Ritwik Ghatak's Bari Theke Paliye frames the Howrah Bridge as a threshold: a place where innocence meets the city’s uncompromising, even 'strange', reality. If steel trusses can bind two restless banks of a tidal river, Ghatak seems to ask, why cannot human faith manage a similar act of connection?
Cities are often understood through images long before they are understood through facts. For Calcutta, one such image has endured across generations: the vast steel lattice of the Howrah Bridge rising over the Hooghly. Cinema grasped this instinctively. The Hindi thriller, Howrah Bridge, turned the span into a stage for urban suspense. Decades later, a quieter image entered collective memory: an ageing Amitabh Bachchan cycling beneath its ribs — an image that captures Calcutta's insistence on dignity, nostalgia, and survival. The bridge, in other words, is not merely infrastructure. It is character. It is witness.
Yet this bridge has lived two distinct lives — one provisional and adaptive, the other monumental and enduring. Before steel claimed the Hooghly, Calcutta relied on a floating, retractable crossing that rose and fell with the river’s tides. When the city outgrew improvisation, the answer had to be permanence.

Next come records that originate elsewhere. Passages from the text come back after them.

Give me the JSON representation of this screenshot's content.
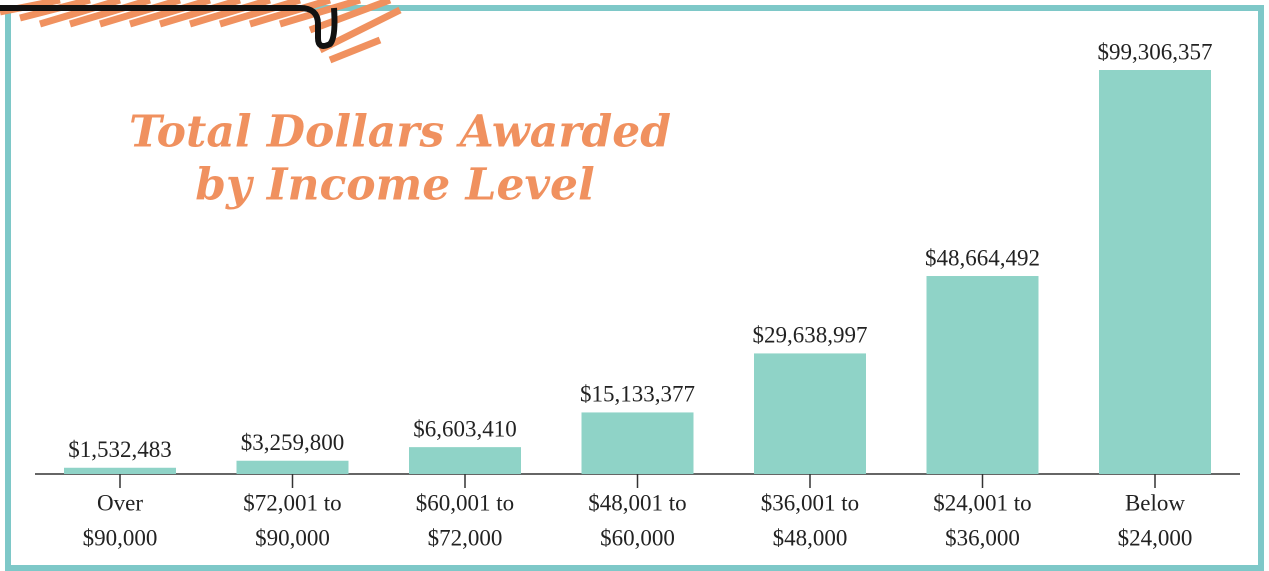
{
  "chart_data": {
    "type": "bar",
    "title": [
      "Total Dollars Awarded",
      "by Income Level"
    ],
    "categories": [
      [
        "Over",
        "$90,000"
      ],
      [
        "$72,001 to",
        "$90,000"
      ],
      [
        "$60,001 to",
        "$72,000"
      ],
      [
        "$48,001 to",
        "$60,000"
      ],
      [
        "$36,001 to",
        "$48,000"
      ],
      [
        "$24,001 to",
        "$36,000"
      ],
      [
        "Below",
        "$24,000"
      ]
    ],
    "values": [
      1532483,
      3259800,
      6603410,
      15133377,
      29638997,
      48664492,
      99306357
    ],
    "value_labels": [
      "$1,532,483",
      "$3,259,800",
      "$6,603,410",
      "$15,133,377",
      "$29,638,997",
      "$48,664,492",
      "$99,306,357"
    ],
    "color": "#8fd3c7"
  }
}
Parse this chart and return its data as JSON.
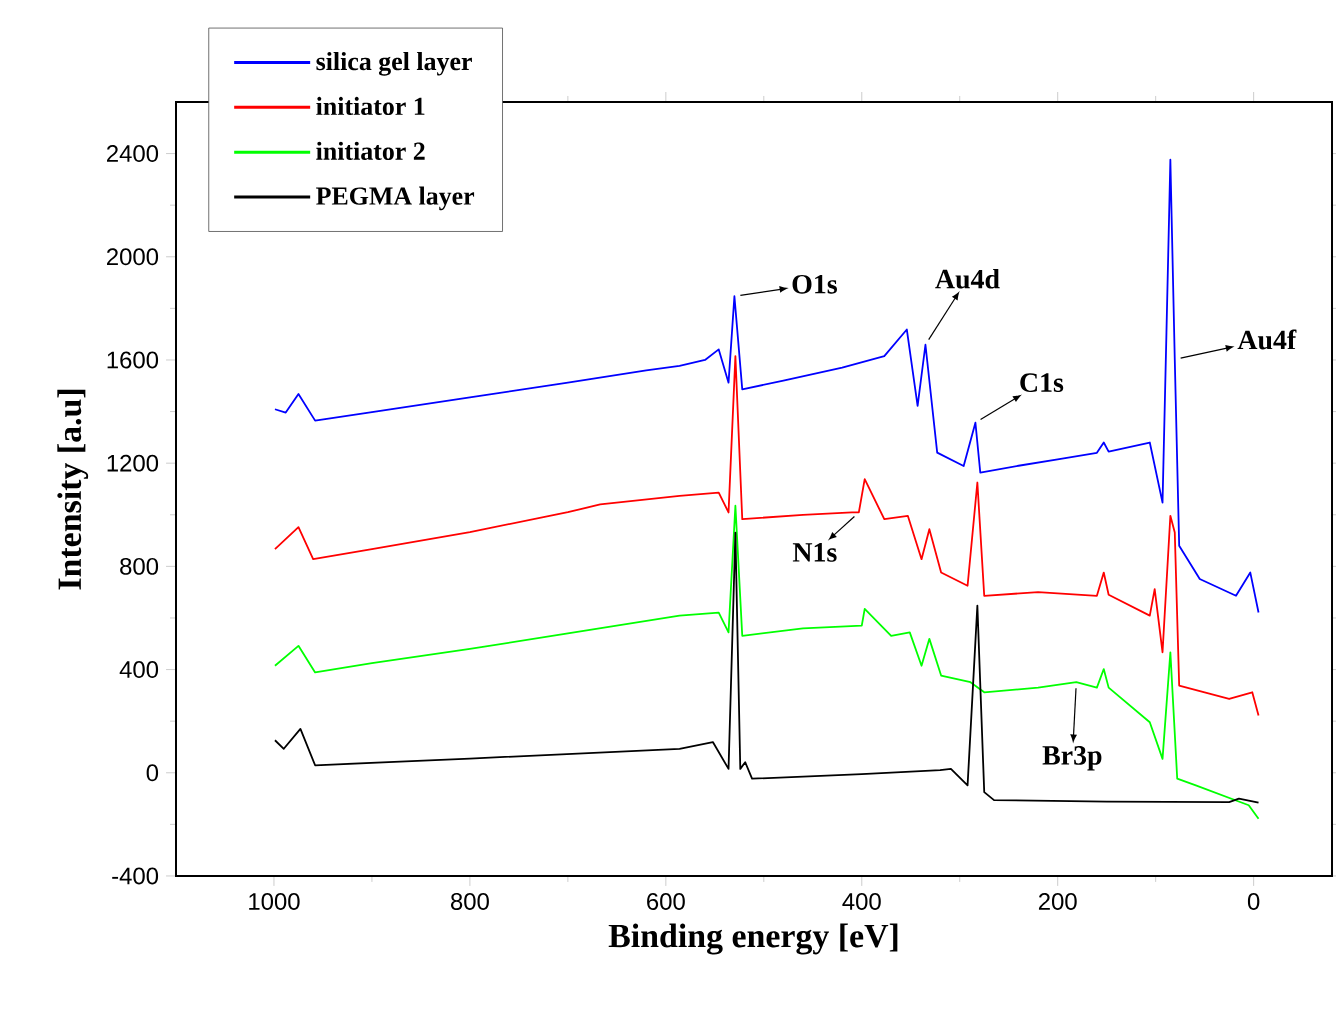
{
  "chart_data": {
    "type": "line",
    "xlabel": "Binding energy [eV]",
    "ylabel": "Intensity [a.u]",
    "xlim": [
      1100,
      -80
    ],
    "ylim": [
      -400,
      2600
    ],
    "xticks": [
      1000,
      800,
      600,
      400,
      200,
      0
    ],
    "yticks": [
      -400,
      0,
      400,
      800,
      1200,
      1600,
      2000,
      2400
    ],
    "legend": "top left",
    "line_style": "solid",
    "series": [
      {
        "name": "silica gel layer",
        "color": "#0000ff",
        "x": [
          999,
          988,
          975,
          958,
          900,
          800,
          700,
          620,
          586,
          560,
          546,
          536,
          530,
          522,
          480,
          420,
          377,
          354,
          343,
          335,
          323,
          296,
          284,
          279,
          240,
          200,
          160,
          153,
          148,
          106,
          93,
          89,
          85,
          80.5,
          76,
          55,
          18,
          3.4,
          -5
        ],
        "values": [
          1409,
          1396,
          1468,
          1365,
          1398,
          1455,
          1512,
          1560,
          1577,
          1600,
          1641,
          1512,
          1847,
          1486,
          1520,
          1570,
          1615,
          1718,
          1422,
          1659,
          1241,
          1189,
          1357,
          1163,
          1190,
          1215,
          1240,
          1280,
          1245,
          1280,
          1047,
          1705,
          2376,
          1602,
          880,
          751,
          686,
          776,
          621
        ]
      },
      {
        "name": "initiator 1",
        "color": "#ff0000",
        "x": [
          999,
          975,
          960,
          900,
          800,
          700,
          667,
          586,
          546,
          536,
          529,
          522,
          460,
          410,
          403,
          397,
          377,
          353,
          339,
          331,
          319,
          292,
          282,
          275,
          220,
          160,
          153,
          148,
          106,
          101,
          93,
          85,
          80.5,
          76,
          25,
          1.4,
          -5
        ],
        "values": [
          867,
          952,
          828,
          867,
          933,
          1010,
          1040,
          1073,
          1086,
          1009,
          1615,
          983,
          1000,
          1009,
          1009,
          1138,
          983,
          996,
          828,
          944,
          776,
          725,
          1125,
          686,
          700,
          686,
          776,
          690,
          609,
          712,
          467,
          996,
          931,
          338,
          286,
          312,
          222
        ]
      },
      {
        "name": "initiator 2",
        "color": "#00ff00",
        "x": [
          999,
          975,
          958,
          900,
          800,
          700,
          586,
          546,
          536,
          529,
          522,
          460,
          400,
          397,
          370,
          351,
          339,
          331,
          319,
          289,
          275,
          220,
          181,
          160,
          153,
          148,
          106,
          93,
          85,
          78,
          59,
          5,
          -5
        ],
        "values": [
          415,
          492,
          389,
          425,
          480,
          540,
          609,
          621,
          544,
          1035,
          531,
          560,
          570,
          635,
          531,
          544,
          415,
          519,
          377,
          351,
          312,
          330,
          351,
          330,
          402,
          330,
          196,
          54,
          467,
          -23,
          -49,
          -126,
          -178
        ]
      },
      {
        "name": "PEGMA layer",
        "color": "#000000",
        "x": [
          999,
          990,
          973,
          958,
          800,
          586,
          552,
          536,
          529,
          524,
          519,
          512,
          400,
          320,
          309,
          292,
          282,
          275,
          265,
          150,
          25,
          15,
          -5
        ],
        "values": [
          126,
          93,
          170,
          29,
          55,
          93,
          119,
          15,
          931,
          15,
          41,
          -23,
          -5,
          10,
          15,
          -49,
          648,
          -75,
          -106,
          -112,
          -114,
          -100,
          -116
        ]
      }
    ],
    "annotations": [
      {
        "text": "O1s",
        "x": 530,
        "y": 1847
      },
      {
        "text": "Au4d",
        "x": 335,
        "y": 1659
      },
      {
        "text": "C1s",
        "x": 284,
        "y": 1357
      },
      {
        "text": "Au4f",
        "x": 80.5,
        "y": 1602
      },
      {
        "text": "N1s",
        "x": 403,
        "y": 1009
      },
      {
        "text": "Br3p",
        "x": 181,
        "y": 351
      }
    ]
  }
}
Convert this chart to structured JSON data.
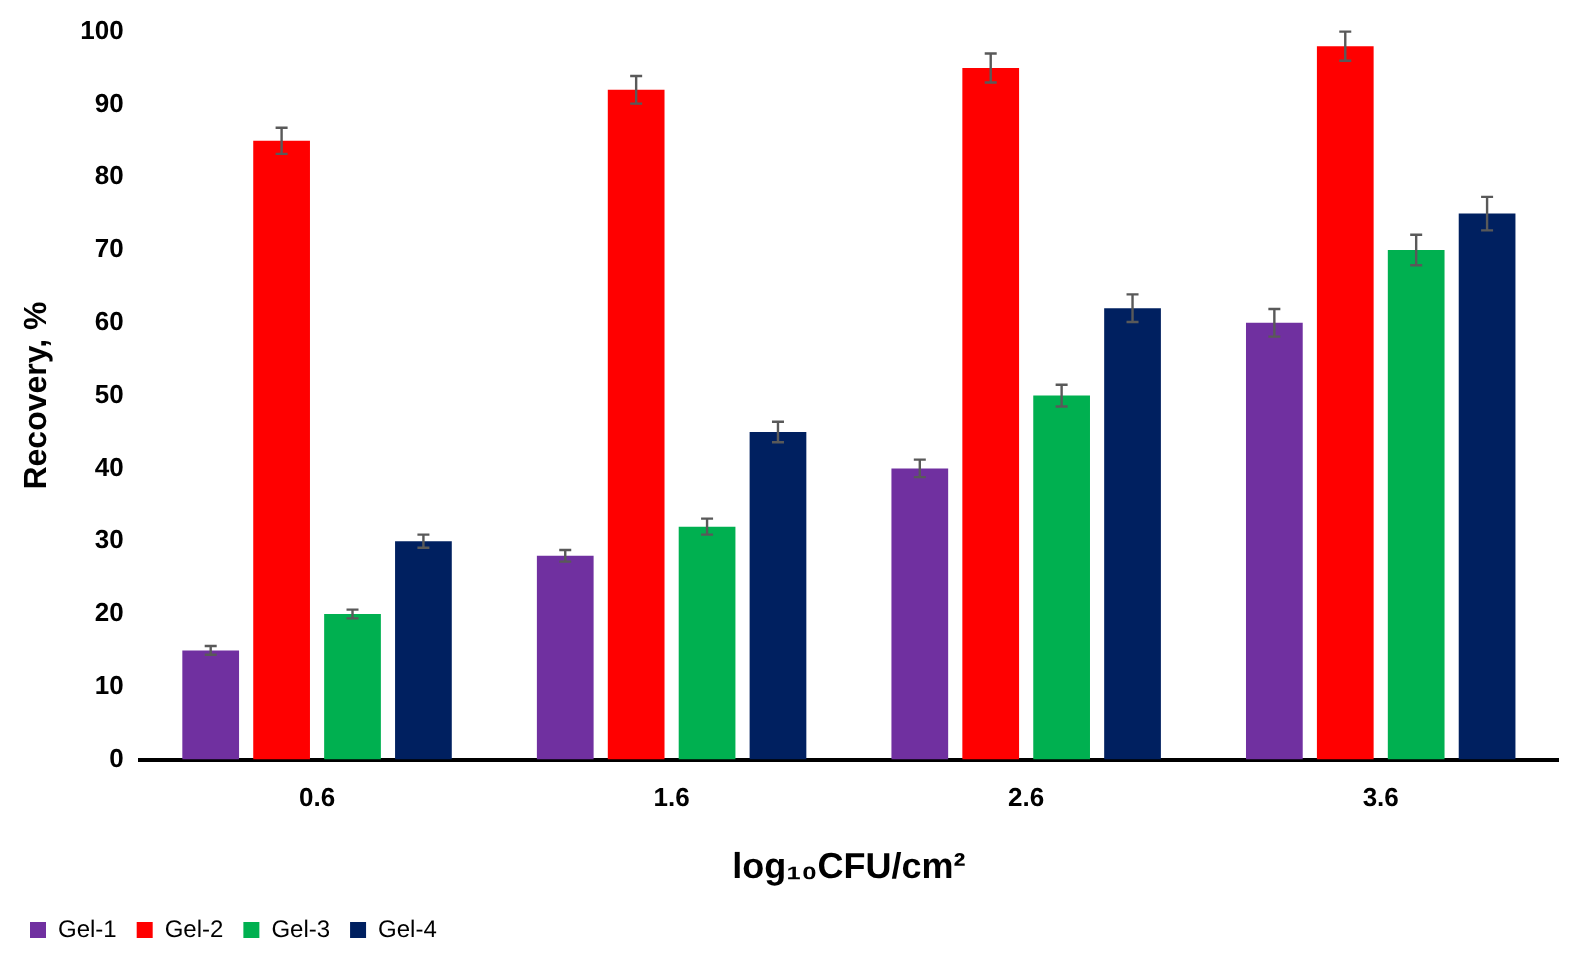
{
  "chart_data": {
    "type": "bar",
    "xlabel": "log₁₀CFU/cm²",
    "ylabel": "Recovery, %",
    "categories": [
      "0.6",
      "1.6",
      "2.6",
      "3.6"
    ],
    "series": [
      {
        "name": "Gel-1",
        "color": "#7030a0",
        "values": [
          15,
          28,
          40,
          60
        ],
        "errors": [
          0.6,
          0.8,
          1.2,
          1.9
        ]
      },
      {
        "name": "Gel-2",
        "color": "#ff0000",
        "values": [
          85,
          92,
          95,
          98
        ],
        "errors": [
          1.8,
          1.9,
          2,
          2
        ]
      },
      {
        "name": "Gel-3",
        "color": "#00b050",
        "values": [
          20,
          32,
          50,
          70
        ],
        "errors": [
          0.6,
          1.1,
          1.5,
          2.1
        ]
      },
      {
        "name": "Gel-4",
        "color": "#002060",
        "values": [
          30,
          45,
          62,
          75
        ],
        "errors": [
          0.9,
          1.4,
          1.9,
          2.3
        ]
      }
    ],
    "ylim": [
      0,
      100
    ],
    "yticks": [
      0,
      10,
      20,
      30,
      40,
      50,
      60,
      70,
      80,
      90,
      100
    ],
    "grid": false,
    "legend": "bottom left"
  }
}
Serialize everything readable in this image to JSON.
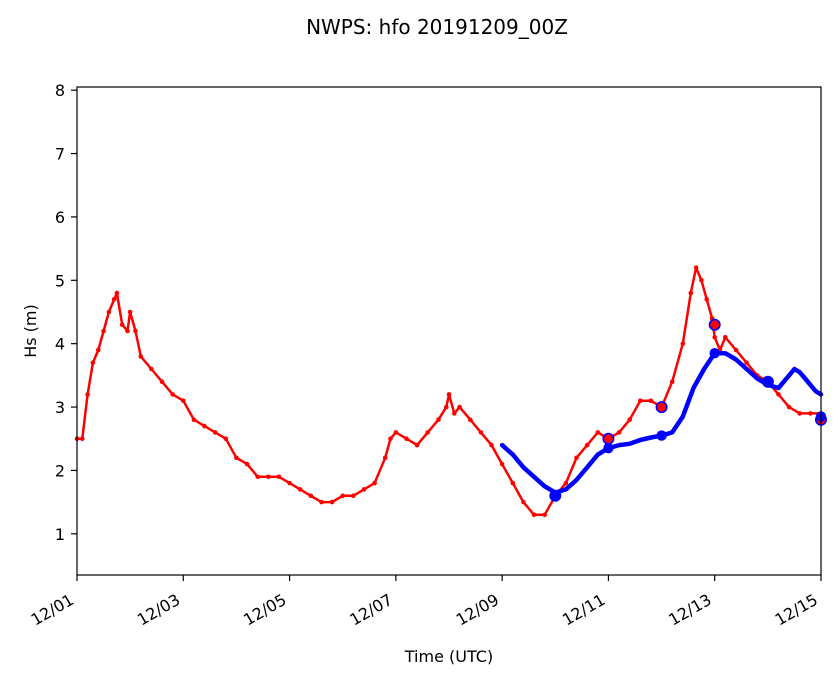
{
  "chart_data": {
    "type": "line",
    "title": "NWPS: hfo 20191209_00Z",
    "xlabel": "Time (UTC)",
    "ylabel": "Hs (m)",
    "x_unit": "day of December 2019",
    "xlim": [
      1,
      15
    ],
    "ylim": [
      0.35,
      8.05
    ],
    "grid": false,
    "legend": "none",
    "x_ticks": [
      1,
      3,
      5,
      7,
      9,
      11,
      13,
      15
    ],
    "x_tick_labels": [
      "12/01",
      "12/03",
      "12/05",
      "12/07",
      "12/09",
      "12/11",
      "12/13",
      "12/15"
    ],
    "y_ticks": [
      1,
      2,
      3,
      4,
      5,
      6,
      7,
      8
    ],
    "y_tick_labels": [
      "1",
      "2",
      "3",
      "4",
      "5",
      "6",
      "7",
      "8"
    ],
    "series": [
      {
        "color": "#ff0000",
        "style": "line-with-small-dots",
        "x": [
          1.0,
          1.1,
          1.2,
          1.3,
          1.4,
          1.5,
          1.6,
          1.7,
          1.75,
          1.85,
          1.95,
          2.0,
          2.1,
          2.2,
          2.4,
          2.6,
          2.8,
          3.0,
          3.2,
          3.4,
          3.6,
          3.8,
          4.0,
          4.2,
          4.4,
          4.6,
          4.8,
          5.0,
          5.2,
          5.4,
          5.6,
          5.8,
          6.0,
          6.2,
          6.4,
          6.6,
          6.8,
          6.9,
          7.0,
          7.2,
          7.4,
          7.6,
          7.8,
          7.95,
          8.0,
          8.1,
          8.2,
          8.4,
          8.6,
          8.8,
          9.0,
          9.2,
          9.4,
          9.6,
          9.8,
          10.0,
          10.2,
          10.4,
          10.6,
          10.8,
          11.0,
          11.2,
          11.4,
          11.6,
          11.8,
          12.0,
          12.2,
          12.4,
          12.55,
          12.65,
          12.75,
          12.85,
          12.95,
          13.0,
          13.1,
          13.2,
          13.4,
          13.6,
          13.8,
          14.0,
          14.2,
          14.4,
          14.6,
          14.8,
          15.0
        ],
        "values": [
          2.5,
          2.5,
          3.2,
          3.7,
          3.9,
          4.2,
          4.5,
          4.7,
          4.8,
          4.3,
          4.2,
          4.5,
          4.2,
          3.8,
          3.6,
          3.4,
          3.2,
          3.1,
          2.8,
          2.7,
          2.6,
          2.5,
          2.2,
          2.1,
          1.9,
          1.9,
          1.9,
          1.8,
          1.7,
          1.6,
          1.5,
          1.5,
          1.6,
          1.6,
          1.7,
          1.8,
          2.2,
          2.5,
          2.6,
          2.5,
          2.4,
          2.6,
          2.8,
          3.0,
          3.2,
          2.9,
          3.0,
          2.8,
          2.6,
          2.4,
          2.1,
          1.8,
          1.5,
          1.3,
          1.3,
          1.6,
          1.8,
          2.2,
          2.4,
          2.6,
          2.5,
          2.6,
          2.8,
          3.1,
          3.1,
          3.0,
          3.4,
          4.0,
          4.8,
          5.2,
          5.0,
          4.7,
          4.4,
          4.1,
          3.9,
          4.1,
          3.9,
          3.7,
          3.5,
          3.4,
          3.2,
          3.0,
          2.9,
          2.9,
          2.9
        ]
      },
      {
        "color": "#0000ff",
        "style": "thick-line",
        "x": [
          9.0,
          9.2,
          9.4,
          9.6,
          9.8,
          10.0,
          10.2,
          10.4,
          10.6,
          10.8,
          11.0,
          11.2,
          11.4,
          11.6,
          11.8,
          12.0,
          12.2,
          12.4,
          12.6,
          12.8,
          13.0,
          13.2,
          13.4,
          13.6,
          13.8,
          14.0,
          14.2,
          14.4,
          14.5,
          14.6,
          14.7,
          14.8,
          14.9,
          15.0
        ],
        "values": [
          2.4,
          2.25,
          2.05,
          1.9,
          1.75,
          1.65,
          1.7,
          1.85,
          2.05,
          2.25,
          2.35,
          2.4,
          2.42,
          2.48,
          2.52,
          2.55,
          2.6,
          2.85,
          3.3,
          3.6,
          3.85,
          3.85,
          3.75,
          3.6,
          3.45,
          3.35,
          3.3,
          3.5,
          3.6,
          3.55,
          3.45,
          3.35,
          3.25,
          3.2
        ]
      }
    ],
    "markers": [
      {
        "style": "open-circle",
        "edge_color": "#0000ff",
        "fill_color": "#ff0000",
        "x": [
          10.0,
          11.0,
          12.0,
          13.0,
          14.0,
          15.0
        ],
        "values": [
          1.6,
          2.5,
          3.0,
          4.3,
          3.4,
          2.8
        ]
      },
      {
        "style": "filled-circle",
        "color": "#0000ff",
        "x": [
          10.0,
          11.0,
          12.0,
          13.0,
          14.0,
          15.0
        ],
        "values": [
          1.6,
          2.35,
          2.55,
          3.85,
          3.4,
          2.85
        ]
      }
    ]
  }
}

That permanence arrived in 1943 — not merely as an upgrade, but as a declaration. Called the 'New Howrah Bridge', it opened in the dead of a Second World War night, when Japanese air sorties threatened the city. Few bridges of comparable scale were built and made operational under such conditions, and fewer still remained uninterrupted through Partition, refugee influxes, wars, industrial unrest, and political upheavals. That unbroken service lends Howrah Bridge a historical gravitas rarely associated with urban infrastructure.
Designed as a balanced cantilever truss, it was built almost entirely without nuts or bolts, relying instead on riveted high-tensile steel. The Hooghly’s unstable bed ruled out mid-stream piers; massive caissons were sunk deep into shifting silt. With war-torn Europe short of steel, the Tata enterprise developed an indigenous alloy—Tiscrom—among the earliest instances of true 'Made in India' ingenuity: nearly 26,500 tonnes went into the bridge.
In this spirit, Howrah Bridge stands comfortably beside bridges recognised by UNESCO: the Pont du Gard for engineering audacity, the Vizcaya Bridge for metal innovation, and the Stari Most for cultural symbolism and reconciliation.
The financing of this ambition tells a less familiar story. While the floating bridge revenue contributed significantly, the bulk of the funding came from Howrah Bridge Loan Bonds guaranteed by the Bengal government. Legally and financially, the bridge was a provincial government project. The Howrah Bridge Act of 1926 is explicit: the Commissioners for the Port of Calcutta were appointed not as owners, but as statutory trustees.
This legal architecture explains the paradox that followed. Despite popular belief, the bridge does not belong to the Port. Yet, for decades, its maintenance has been carried out almost entirely by the Port at great expense and with exemplary care. Few heritage structures are maintained so meticulously by an entity that neither owns nor earns from the asset.
The Howrah Bridge does not ask to be saved. It asks to be acknowledged. It is time for the West Bengal government, its true owner, to assume stewardship and place this living icon before the world — not as a relic but as proof of how societies build, endure, and remain connected.